PRINCETON, N.J. – Celebrities like Lupe Fiasco, George Clinton, Bootsy Collins and Harry Belafonte, joined with high-profile academicians Wednesday to pay tribute to Dr. Cornel West, who announced his retirement from Princeton University.
West, who is the author of the best-seller Race Matters and the recently-released book The Rich and the Rest of Us: A Poverty Manifesto with commentator Tavis Smiley, announced last year that he was returning to Union Theological Seminary, the place where he launched his teaching career in 1977.
“We are here to celebrate the work, legacy and spirit of one of Princeton’s most cherished sons, Dr. Cornel West,” said Dr. Eddie S. Glaude, chairman of Princeton’s Center for African American Studies at the farewell celebration held on campus. “Princeton is a far, far better place because he’s been with us over the past 40 years.”
The three-hour program, titled “A Bluesman in the Life of the Mind,” drew hundreds of students and locals who showed up at the McCarter Theatre Center in Princeton to praise West’s scholarship as a philosopher and public intellectual.

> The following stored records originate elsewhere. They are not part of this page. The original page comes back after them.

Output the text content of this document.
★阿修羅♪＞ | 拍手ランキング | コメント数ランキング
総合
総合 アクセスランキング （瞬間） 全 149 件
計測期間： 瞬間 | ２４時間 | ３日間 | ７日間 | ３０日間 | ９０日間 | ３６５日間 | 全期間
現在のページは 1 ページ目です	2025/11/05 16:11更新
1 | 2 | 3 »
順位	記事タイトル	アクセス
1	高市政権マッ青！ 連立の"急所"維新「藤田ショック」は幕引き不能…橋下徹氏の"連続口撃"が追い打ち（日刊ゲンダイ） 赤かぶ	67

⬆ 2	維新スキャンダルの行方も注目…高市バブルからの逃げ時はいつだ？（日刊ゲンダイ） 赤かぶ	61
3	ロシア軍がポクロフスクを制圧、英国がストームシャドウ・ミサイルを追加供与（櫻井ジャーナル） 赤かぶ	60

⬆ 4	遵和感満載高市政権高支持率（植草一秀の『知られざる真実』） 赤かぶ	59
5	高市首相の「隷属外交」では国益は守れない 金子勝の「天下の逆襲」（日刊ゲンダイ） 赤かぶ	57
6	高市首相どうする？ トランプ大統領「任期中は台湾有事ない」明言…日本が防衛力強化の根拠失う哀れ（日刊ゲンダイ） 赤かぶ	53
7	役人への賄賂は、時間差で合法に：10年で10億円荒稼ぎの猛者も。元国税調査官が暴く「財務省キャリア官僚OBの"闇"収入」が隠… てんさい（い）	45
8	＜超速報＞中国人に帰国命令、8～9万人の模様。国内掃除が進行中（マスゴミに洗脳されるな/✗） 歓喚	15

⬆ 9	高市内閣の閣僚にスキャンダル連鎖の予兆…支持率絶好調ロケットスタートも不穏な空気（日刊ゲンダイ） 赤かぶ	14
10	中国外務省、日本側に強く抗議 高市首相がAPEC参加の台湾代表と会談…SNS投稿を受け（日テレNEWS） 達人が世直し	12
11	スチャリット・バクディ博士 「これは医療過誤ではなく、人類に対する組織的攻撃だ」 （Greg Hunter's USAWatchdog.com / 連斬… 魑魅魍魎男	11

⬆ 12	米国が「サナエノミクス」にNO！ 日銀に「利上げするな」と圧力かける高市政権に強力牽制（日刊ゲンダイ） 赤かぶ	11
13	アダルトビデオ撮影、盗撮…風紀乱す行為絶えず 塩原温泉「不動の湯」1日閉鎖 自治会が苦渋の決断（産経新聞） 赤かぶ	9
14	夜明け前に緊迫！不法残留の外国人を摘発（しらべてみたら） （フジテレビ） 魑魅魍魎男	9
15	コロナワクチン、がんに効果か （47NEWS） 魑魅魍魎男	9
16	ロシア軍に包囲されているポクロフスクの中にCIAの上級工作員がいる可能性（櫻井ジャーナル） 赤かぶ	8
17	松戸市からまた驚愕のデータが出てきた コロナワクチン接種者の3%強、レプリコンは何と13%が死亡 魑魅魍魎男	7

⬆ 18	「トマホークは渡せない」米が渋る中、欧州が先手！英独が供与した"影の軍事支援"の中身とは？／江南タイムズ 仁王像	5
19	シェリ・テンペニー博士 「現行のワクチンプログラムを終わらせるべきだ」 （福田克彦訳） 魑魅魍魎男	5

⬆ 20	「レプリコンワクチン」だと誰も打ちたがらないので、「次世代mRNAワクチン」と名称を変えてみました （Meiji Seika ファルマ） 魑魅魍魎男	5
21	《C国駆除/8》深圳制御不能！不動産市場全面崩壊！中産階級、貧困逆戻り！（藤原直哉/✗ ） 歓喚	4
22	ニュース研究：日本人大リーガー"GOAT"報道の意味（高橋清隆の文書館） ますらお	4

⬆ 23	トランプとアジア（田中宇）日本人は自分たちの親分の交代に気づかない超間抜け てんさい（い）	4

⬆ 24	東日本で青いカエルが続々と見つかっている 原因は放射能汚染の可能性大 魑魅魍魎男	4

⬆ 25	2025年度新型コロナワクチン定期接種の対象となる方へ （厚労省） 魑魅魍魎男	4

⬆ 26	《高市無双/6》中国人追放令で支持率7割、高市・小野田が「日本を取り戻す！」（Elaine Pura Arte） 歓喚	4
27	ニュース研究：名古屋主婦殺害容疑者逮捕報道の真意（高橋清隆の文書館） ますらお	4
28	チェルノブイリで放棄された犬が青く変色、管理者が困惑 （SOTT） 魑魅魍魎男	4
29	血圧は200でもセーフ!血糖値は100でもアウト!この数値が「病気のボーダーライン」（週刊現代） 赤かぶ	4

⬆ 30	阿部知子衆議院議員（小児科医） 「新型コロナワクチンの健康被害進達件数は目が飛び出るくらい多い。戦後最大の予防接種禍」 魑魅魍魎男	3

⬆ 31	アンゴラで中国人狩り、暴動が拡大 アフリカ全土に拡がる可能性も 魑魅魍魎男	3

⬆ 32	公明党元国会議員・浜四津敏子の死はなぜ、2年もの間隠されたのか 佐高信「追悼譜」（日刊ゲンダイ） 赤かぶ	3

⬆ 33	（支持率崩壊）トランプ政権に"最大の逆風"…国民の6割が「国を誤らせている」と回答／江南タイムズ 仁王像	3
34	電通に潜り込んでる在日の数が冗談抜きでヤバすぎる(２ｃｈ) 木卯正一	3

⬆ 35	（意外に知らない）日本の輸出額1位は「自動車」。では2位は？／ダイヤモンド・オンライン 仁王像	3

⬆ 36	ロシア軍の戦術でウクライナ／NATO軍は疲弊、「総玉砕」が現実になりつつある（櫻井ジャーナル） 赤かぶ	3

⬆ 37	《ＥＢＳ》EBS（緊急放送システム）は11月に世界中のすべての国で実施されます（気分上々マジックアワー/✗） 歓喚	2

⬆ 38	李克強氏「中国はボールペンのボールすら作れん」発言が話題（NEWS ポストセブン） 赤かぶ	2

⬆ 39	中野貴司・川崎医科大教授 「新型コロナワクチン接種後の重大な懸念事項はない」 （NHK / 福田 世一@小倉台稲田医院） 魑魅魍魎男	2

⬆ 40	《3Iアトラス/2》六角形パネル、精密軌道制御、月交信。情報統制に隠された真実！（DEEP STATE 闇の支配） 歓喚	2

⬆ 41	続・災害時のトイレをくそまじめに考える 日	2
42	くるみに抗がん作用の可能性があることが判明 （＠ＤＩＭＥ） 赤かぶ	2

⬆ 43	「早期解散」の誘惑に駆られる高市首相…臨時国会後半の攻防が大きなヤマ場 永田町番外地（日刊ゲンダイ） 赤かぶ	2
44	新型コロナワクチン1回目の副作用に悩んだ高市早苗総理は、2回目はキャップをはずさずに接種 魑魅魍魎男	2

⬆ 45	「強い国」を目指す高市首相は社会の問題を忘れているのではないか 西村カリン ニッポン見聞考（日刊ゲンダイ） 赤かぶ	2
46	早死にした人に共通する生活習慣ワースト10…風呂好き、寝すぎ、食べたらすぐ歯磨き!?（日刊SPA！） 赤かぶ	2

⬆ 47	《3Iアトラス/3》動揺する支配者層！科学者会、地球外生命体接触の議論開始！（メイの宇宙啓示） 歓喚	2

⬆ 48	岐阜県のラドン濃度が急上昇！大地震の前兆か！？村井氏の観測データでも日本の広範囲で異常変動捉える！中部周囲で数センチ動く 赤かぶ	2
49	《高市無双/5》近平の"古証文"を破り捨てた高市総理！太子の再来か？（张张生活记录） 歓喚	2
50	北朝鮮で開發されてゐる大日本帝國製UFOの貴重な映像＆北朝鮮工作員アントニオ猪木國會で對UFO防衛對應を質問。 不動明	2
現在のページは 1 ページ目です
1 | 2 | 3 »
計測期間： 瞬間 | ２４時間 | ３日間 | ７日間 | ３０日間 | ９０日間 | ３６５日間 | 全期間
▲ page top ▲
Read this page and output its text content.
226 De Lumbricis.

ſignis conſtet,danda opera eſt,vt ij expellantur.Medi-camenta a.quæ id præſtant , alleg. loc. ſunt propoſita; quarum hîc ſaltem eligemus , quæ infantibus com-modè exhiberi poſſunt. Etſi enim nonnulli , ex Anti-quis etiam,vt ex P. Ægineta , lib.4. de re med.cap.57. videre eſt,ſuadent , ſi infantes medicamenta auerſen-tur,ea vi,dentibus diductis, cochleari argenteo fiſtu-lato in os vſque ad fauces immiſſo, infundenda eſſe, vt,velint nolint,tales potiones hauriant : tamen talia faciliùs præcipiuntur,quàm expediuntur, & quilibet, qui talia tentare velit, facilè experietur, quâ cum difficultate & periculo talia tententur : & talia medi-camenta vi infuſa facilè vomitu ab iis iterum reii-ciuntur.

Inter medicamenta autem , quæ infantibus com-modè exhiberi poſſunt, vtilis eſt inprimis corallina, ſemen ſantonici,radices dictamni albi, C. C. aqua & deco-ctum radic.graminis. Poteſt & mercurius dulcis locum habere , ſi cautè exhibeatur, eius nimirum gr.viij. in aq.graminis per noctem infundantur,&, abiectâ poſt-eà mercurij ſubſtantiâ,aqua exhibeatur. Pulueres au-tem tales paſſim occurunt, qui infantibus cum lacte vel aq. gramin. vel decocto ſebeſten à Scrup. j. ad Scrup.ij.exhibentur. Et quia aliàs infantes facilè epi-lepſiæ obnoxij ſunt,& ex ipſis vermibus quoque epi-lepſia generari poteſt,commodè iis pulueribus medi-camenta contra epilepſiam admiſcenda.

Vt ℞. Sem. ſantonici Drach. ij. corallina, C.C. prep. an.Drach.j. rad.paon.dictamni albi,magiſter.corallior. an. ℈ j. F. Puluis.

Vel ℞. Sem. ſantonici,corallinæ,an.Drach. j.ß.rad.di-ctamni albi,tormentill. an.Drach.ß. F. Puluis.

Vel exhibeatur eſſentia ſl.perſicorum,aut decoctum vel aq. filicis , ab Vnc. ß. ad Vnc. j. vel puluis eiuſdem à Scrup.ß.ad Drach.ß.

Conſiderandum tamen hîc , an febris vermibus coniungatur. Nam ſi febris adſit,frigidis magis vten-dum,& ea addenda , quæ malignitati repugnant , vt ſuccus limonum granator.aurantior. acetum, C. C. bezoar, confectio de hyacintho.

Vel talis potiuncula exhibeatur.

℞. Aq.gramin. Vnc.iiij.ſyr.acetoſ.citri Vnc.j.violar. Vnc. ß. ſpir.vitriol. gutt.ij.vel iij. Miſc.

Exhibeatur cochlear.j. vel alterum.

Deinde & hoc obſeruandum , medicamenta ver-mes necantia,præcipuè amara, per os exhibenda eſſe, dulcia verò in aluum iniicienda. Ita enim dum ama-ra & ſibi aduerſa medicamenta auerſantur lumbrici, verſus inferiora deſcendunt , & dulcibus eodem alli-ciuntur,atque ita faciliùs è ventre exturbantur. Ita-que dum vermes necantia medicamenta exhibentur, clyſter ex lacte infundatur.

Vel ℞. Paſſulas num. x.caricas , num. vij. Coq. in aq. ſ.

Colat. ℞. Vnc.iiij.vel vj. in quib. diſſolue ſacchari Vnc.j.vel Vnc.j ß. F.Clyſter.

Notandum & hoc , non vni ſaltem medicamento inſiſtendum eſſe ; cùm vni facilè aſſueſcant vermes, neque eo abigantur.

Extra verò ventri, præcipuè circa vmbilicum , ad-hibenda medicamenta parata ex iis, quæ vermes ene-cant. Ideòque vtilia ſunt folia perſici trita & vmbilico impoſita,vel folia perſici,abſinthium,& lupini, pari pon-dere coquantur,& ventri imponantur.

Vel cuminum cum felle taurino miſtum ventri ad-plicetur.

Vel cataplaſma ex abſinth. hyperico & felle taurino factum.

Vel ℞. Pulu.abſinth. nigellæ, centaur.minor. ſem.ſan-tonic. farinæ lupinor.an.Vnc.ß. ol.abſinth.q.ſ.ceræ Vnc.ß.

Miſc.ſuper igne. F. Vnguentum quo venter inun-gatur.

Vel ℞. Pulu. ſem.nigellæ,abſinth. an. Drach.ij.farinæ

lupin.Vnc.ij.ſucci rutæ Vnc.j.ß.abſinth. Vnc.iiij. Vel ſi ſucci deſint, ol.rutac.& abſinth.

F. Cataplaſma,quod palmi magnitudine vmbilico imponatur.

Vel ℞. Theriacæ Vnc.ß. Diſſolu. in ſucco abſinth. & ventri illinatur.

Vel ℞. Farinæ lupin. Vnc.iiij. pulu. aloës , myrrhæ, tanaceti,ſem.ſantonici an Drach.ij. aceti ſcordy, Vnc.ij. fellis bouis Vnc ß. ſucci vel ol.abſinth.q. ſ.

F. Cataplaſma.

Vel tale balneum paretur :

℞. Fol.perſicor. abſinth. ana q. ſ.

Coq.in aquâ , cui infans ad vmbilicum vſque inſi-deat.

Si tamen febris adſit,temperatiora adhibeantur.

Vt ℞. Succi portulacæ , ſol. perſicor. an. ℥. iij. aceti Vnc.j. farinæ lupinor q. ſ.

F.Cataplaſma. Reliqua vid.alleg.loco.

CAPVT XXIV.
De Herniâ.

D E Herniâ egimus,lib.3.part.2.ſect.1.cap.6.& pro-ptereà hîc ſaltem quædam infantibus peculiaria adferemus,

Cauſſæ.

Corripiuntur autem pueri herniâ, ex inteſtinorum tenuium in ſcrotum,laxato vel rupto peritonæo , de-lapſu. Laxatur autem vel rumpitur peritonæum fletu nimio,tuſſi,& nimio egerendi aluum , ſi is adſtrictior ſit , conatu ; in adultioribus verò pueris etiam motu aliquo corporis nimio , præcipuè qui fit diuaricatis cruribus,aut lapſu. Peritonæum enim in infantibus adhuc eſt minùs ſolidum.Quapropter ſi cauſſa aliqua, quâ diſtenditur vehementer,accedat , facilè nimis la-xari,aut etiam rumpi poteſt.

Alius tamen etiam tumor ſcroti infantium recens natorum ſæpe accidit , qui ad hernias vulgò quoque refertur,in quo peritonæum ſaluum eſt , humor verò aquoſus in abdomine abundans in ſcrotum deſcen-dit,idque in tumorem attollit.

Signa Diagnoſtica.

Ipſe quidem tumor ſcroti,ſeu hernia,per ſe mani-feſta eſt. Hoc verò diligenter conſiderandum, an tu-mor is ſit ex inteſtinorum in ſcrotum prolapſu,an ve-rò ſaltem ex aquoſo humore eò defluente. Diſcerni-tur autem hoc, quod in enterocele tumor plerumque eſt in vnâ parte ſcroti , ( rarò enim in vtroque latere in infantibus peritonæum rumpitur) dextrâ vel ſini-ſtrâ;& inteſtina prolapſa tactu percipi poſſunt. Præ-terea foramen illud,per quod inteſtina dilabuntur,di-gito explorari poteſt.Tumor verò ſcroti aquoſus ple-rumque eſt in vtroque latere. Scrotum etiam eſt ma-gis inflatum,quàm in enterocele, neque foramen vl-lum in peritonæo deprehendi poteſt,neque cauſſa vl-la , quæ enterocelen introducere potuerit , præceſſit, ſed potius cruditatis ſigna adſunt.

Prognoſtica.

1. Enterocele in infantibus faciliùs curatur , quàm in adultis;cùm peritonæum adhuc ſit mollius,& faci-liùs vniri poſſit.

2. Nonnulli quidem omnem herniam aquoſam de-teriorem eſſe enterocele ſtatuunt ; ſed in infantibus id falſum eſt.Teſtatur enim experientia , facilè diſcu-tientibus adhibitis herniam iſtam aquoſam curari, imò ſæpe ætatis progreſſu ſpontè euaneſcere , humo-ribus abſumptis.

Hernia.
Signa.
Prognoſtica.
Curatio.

Princeton’s President Shirley Tilghman, who described West as an “author, actor and rapper,” said that she was thrilled when the university was able to lure him back to Princeton in 2002 “after a period of self-inflicted exile in Cambridge, Massachusetts.”
West earned his Ph.D. from the university and taught there from 1988 to 1994 before leaving for Harvard. He returned in 2002 after a public spat with Harvard’s then president, Lawrence Summers.
Now, he is a sought-after speaker and activist, barnstorming the country to speak out about racial and economic injustice.